Two and a half decades --it's a timeline roughly equivalent to 7-8 generations of Chinook salmon, Pacific Ocean super-migrators that begin their cycle of life as a tiny egg in river gravel --or a hatchery -- and cover thousands of river and ocean miles before returning to the waters of their birth to spawn and die.

It's also the longevity of one of America's largest and most well-established salmon festivals, the Wenatchee River Salmon Festival, which the Leavenworth Fisheries Complex has sponsored in coordination with Friends of Northwest Hatcheries every year since 1990.

Each September the Festival celebrates the return of salmon to central Washington's rivers, streams, lakes, and yes, hatcheries. Leavenworth National Fish Hatchery hosts the two-day event, which kicks off the third Friday of the month with visits by several thousand area third-sixth graders, and then opens to the public.

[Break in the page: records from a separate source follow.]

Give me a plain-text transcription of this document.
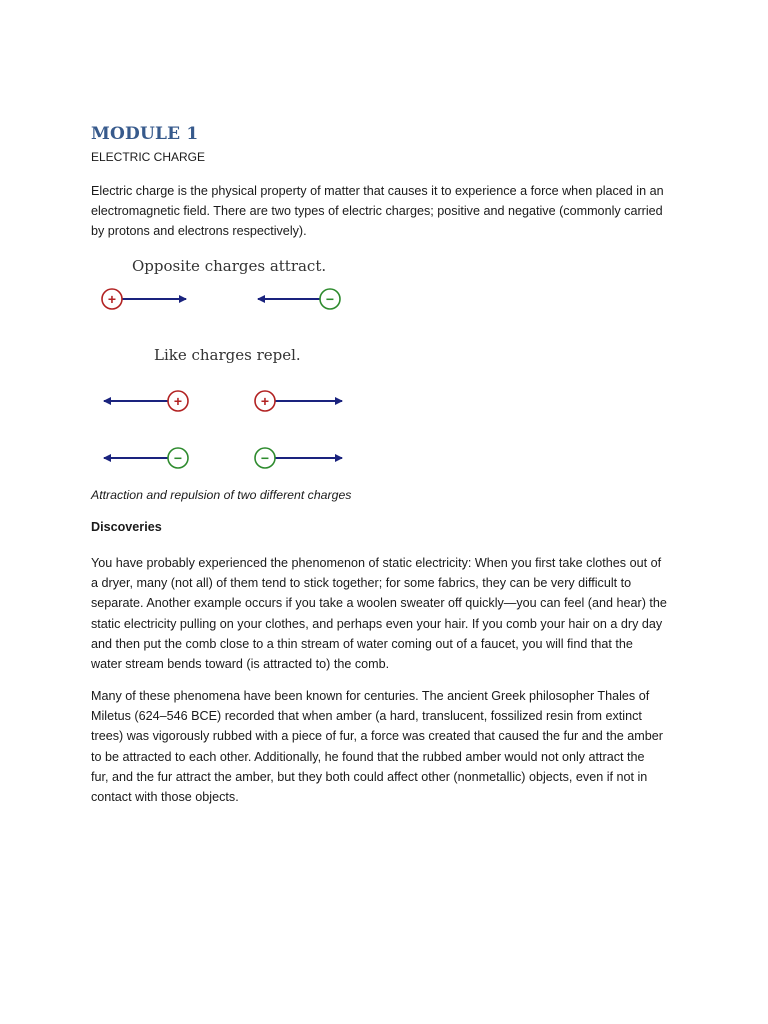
MODULE 1

ELECTRIC CHARGE

Electric charge is the physical property of matter that causes it to experience a force when placed in an
electromagnetic field. There are two types of electric charges; positive and negative (commonly carried
by protons and electrons respectively).

Opposite charges attract.
+	−
Like charges repel.
+	+
−	−

Attraction and repulsion of two different charges

Discoveries

You have probably experienced the phenomenon of static electricity: When you first take clothes out of
a dryer, many (not all) of them tend to stick together; for some fabrics, they can be very difficult to
separate. Another example occurs if you take a woolen sweater off quickly—you can feel (and hear) the
static electricity pulling on your clothes, and perhaps even your hair. If you comb your hair on a dry day
and then put the comb close to a thin stream of water coming out of a faucet, you will find that the
water stream bends toward (is attracted to) the comb.

Many of these phenomena have been known for centuries. The ancient Greek philosopher Thales of
Miletus (624–546 BCE) recorded that when amber (a hard, translucent, fossilized resin from extinct
trees) was vigorously rubbed with a piece of fur, a force was created that caused the fur and the amber
to be attracted to each other. Additionally, he found that the rubbed amber would not only attract the
fur, and the fur attract the amber, but they both could affect other (nonmetallic) objects, even if not in
contact with those objects.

At least 10,000 students and people from across the Northwest and Canada now attend the event.

Hatchery staff, the Friends group, and an veritable army of volunteers, sponsors, and partner groups collaborate year-round to create a community-oriented celebration that not only recognizes the importance of salmon to the region, but the historic, cultural, and current-day contributions area tribes and conservation partners are making to rebuild and restore wild runs while recognizing the importance of hatchery programs.

Event-goers have a range of activity options that expands every year, ranging from storytelling to guided nature walks to watching Native American dances and sampling tribal-smoked salmon, to kinetic activities such as archery and Gyotaku (the Japanese art of fish painting). And of course, touring a hatchery that itself turned 75 in 2015.

After months of keeping on-station salmon alive during one of the hottest and driest Northwest summers since the Festival began and successful completion of a lead removal project on a gun range once operated on hatchery grounds, staff and hatchery supporters were ready to celebrate in 2015. And once again the Festival brought color and spectacle to the hatchery: artwork by poster contest winners, professional chalk art, and a range of food vendors and educational displays has turned a facility already on the National Register of Historic Places into one of the most popular early fall destinations in the Northwest.

Like the very salmon the Festival celebrates, the return each of the next generation of students, the tribes that set up a village for three days and share their culture, and people affirms and reminds both the public and Service staff alike who we in the Fish and Aquatic Conservation Program and National Fish Hatchery System are, what we do, why we do it, and why people should care. Planning for the 2016 Wenatchee River Salmon Festival has already begin, and new generation of spring Chinook are just now hatching out of eggs spawned at Leavenworth NFH in mid-August.

And that is worth at least 25 --or even 75 --more years of celebration.